In 1910, the Boise School District had the job of building and maintaining public playgrounds. The district bought 25 acres beside the river, where Municipal Park is now. The plan was to build a baseball stadium. Instead, the district leased the land to the Boise Commercial Club. The club opened a tourist campground.
The timing was good. It coincided with a national homesteading surge that brought people to Idaho, especially between the years of 1912 and 1917. According to city historians, the homesteaders came by car, earning the nickname "auto-tramps."

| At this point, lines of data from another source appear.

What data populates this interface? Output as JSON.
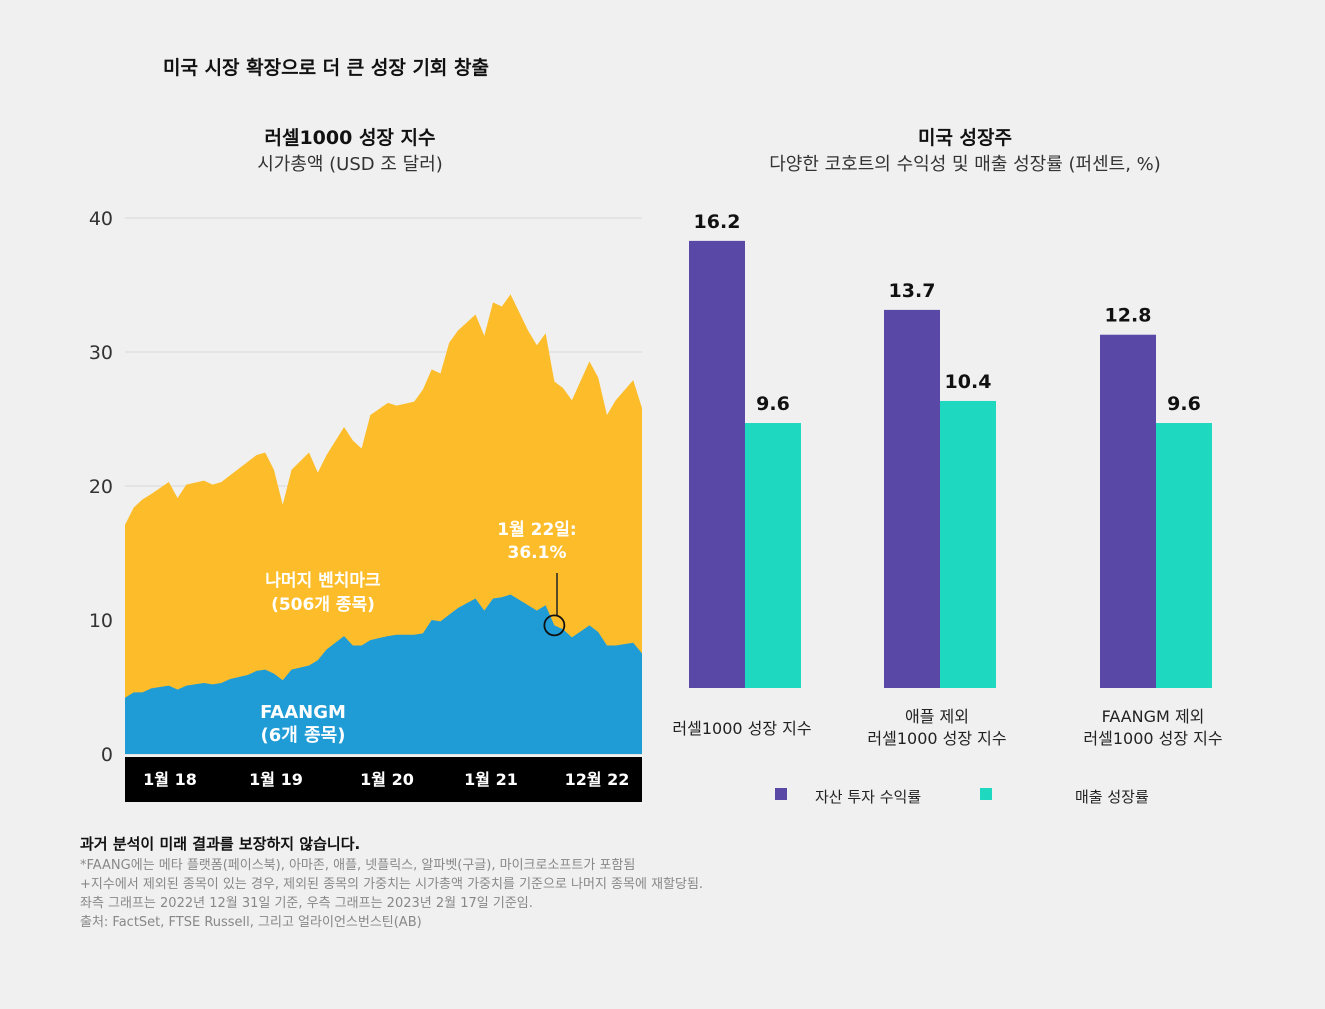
{
  "title": "미국 시장 확장으로 더 큰 성장 기회 창출",
  "chart_data": [
    {
      "type": "area",
      "stacked": true,
      "title": "러셀1000 성장 지수",
      "subtitle": "시가총액 (USD 조 달러)",
      "ylim": [
        0,
        40
      ],
      "yticks": [
        0,
        10,
        20,
        30,
        40
      ],
      "grid": true,
      "xtick_labels": [
        "1월 18",
        "1월 19",
        "1월 20",
        "1월 21",
        "12월 22"
      ],
      "x": [
        "2018-01",
        "2018-02",
        "2018-03",
        "2018-04",
        "2018-06",
        "2018-07",
        "2018-08",
        "2018-10",
        "2018-11",
        "2018-12",
        "2019-01",
        "2019-03",
        "2019-04",
        "2019-05",
        "2019-06",
        "2019-07",
        "2019-08",
        "2019-10",
        "2019-11",
        "2019-12",
        "2020-02",
        "2020-03",
        "2020-04",
        "2020-05",
        "2020-07",
        "2020-08",
        "2020-10",
        "2020-11",
        "2020-12",
        "2021-01",
        "2021-02",
        "2021-03",
        "2021-05",
        "2021-06",
        "2021-07",
        "2021-08",
        "2021-09",
        "2021-11",
        "2021-12",
        "2022-01",
        "2022-02",
        "2022-03",
        "2022-04",
        "2022-06",
        "2022-07",
        "2022-08",
        "2022-09",
        "2022-11",
        "2022-12"
      ],
      "series": [
        {
          "name": "FAANGM",
          "label": "FAANGM",
          "sublabel": "(6개 종목)",
          "color": "#1f9bd6",
          "values": [
            4.2,
            4.6,
            4.6,
            4.9,
            5.1,
            4.8,
            5.1,
            5.3,
            5.2,
            5.3,
            5.6,
            5.9,
            6.2,
            6.3,
            6.0,
            5.5,
            6.3,
            6.6,
            7.0,
            7.8,
            8.8,
            8.1,
            8.1,
            8.5,
            8.8,
            8.9,
            8.9,
            9.0,
            10.0,
            9.9,
            10.4,
            10.9,
            11.6,
            10.7,
            11.6,
            11.7,
            11.9,
            11.1,
            10.7,
            11.1,
            9.6,
            9.3,
            8.7,
            9.6,
            9.1,
            8.1,
            8.1,
            8.3,
            7.5
          ]
        },
        {
          "name": "나머지 벤치마크",
          "label": "나머지 벤치마크",
          "sublabel": "(506개 종목)",
          "color": "#fdbd2a",
          "total_values": [
            17.1,
            18.4,
            19.0,
            19.4,
            20.3,
            19.1,
            20.1,
            20.4,
            20.1,
            20.3,
            20.8,
            21.8,
            22.3,
            22.5,
            21.2,
            18.6,
            21.2,
            22.5,
            21.0,
            22.3,
            24.4,
            23.4,
            22.8,
            25.3,
            26.2,
            26.0,
            26.3,
            27.2,
            28.7,
            28.4,
            30.7,
            31.6,
            32.8,
            31.2,
            33.7,
            33.4,
            34.3,
            31.6,
            30.5,
            31.4,
            27.8,
            27.3,
            26.4,
            29.3,
            28.1,
            25.3,
            26.4,
            27.9,
            25.8
          ]
        }
      ],
      "annotation": {
        "text_line1": "1월 22일:",
        "text_line2": "36.1%",
        "x": "2022-02",
        "y": 9.6
      }
    },
    {
      "type": "bar",
      "title": "미국 성장주",
      "subtitle": "다양한 코호트의 수익성 및 매출 성장률 (퍼센트, %)",
      "categories": [
        {
          "line1": "러셀1000 성장 지수",
          "line2": ""
        },
        {
          "line1": "애플 제외",
          "line2": "러셀1000 성장 지수"
        },
        {
          "line1": "FAANGM 제외",
          "line2": "러셀1000 성장 지수"
        }
      ],
      "series": [
        {
          "name": "자산 투자 수익률",
          "color": "#5a48a6",
          "values": [
            16.2,
            13.7,
            12.8
          ]
        },
        {
          "name": "매출 성장률",
          "color": "#1ed8c0",
          "values": [
            9.6,
            10.4,
            9.6
          ]
        }
      ],
      "legend": "bottom"
    }
  ],
  "footer": {
    "disclaimer": "과거 분석이 미래 결과를 보장하지 않습니다.",
    "notes": [
      "*FAANG에는 메타 플랫폼(페이스북), 아마존, 애플, 넷플릭스, 알파벳(구글), 마이크로소프트가 포함됨",
      "+지수에서 제외된 종목이 있는 경우, 제외된 종목의 가중치는 시가총액 가중치를 기준으로 나머지 종목에 재할당됨.",
      "좌측 그래프는 2022년 12월 31일 기준, 우측 그래프는 2023년 2월 17일 기준임.",
      "출처: FactSet, FTSE Russell, 그리고 얼라이언스번스틴(AB)"
    ]
  }
}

By 1918, the Boise Tourist Park was welcoming thousands of campers a season. The camping fee was 25 cents per car. The park offered amenities, including a communal kitchen with 18 electric hot plates, a laundry with natural geothermal water and an "auto laundry" - cement slabs where people could park for easy car washing. The Idaho Federation of Labor donated a bathhouse to the camp in 1919.
The "urban" camping trend grew. In the years after World War I, 20,000 cars a year came through Boise's tourist camp. The average stay: seven days.
A June 1920 Statesman article noted the hometowns and the destinations of a few campers. They included Dr. W.J. Wilson, traveling from Spokane to New York; A. Gerard, traveling from Boston to Seattle, and A.P. Fryan of Blackfoot, headed "anywhere."
The Boise Chamber of Commerce built a communal hall at the tourist park in 1921. The hall featured a screened porch and French doors that opened into a room with a fireplace made of local stone. According to a story in the Idaho Daily Statesman, campers spent their evenings sitting by the fireplace or dancing to music provided by a phonograph, a.k.a. "talking machine," donated by a local citizen.
Heavy use made it hard for the Boise Commercial Club to maintain the camp. It began a gradual decline in the 1920s. A 1921 article in the Statesman included a blistering review from an Oregon camper who referred to Boise's camp as a "dirty, ragged infant," a place where "mosquitoes revel and feast on the hapless tourist."
In 1927, the city bought the land from the school district and renamed it Municipal Park. Campers continued to spend time there until the Great Depression, when public interest in car camping waned and the park earned a reputation as a "hobo jungle."
The city closed the park to camping in 1938. It became a traditional civic park after that.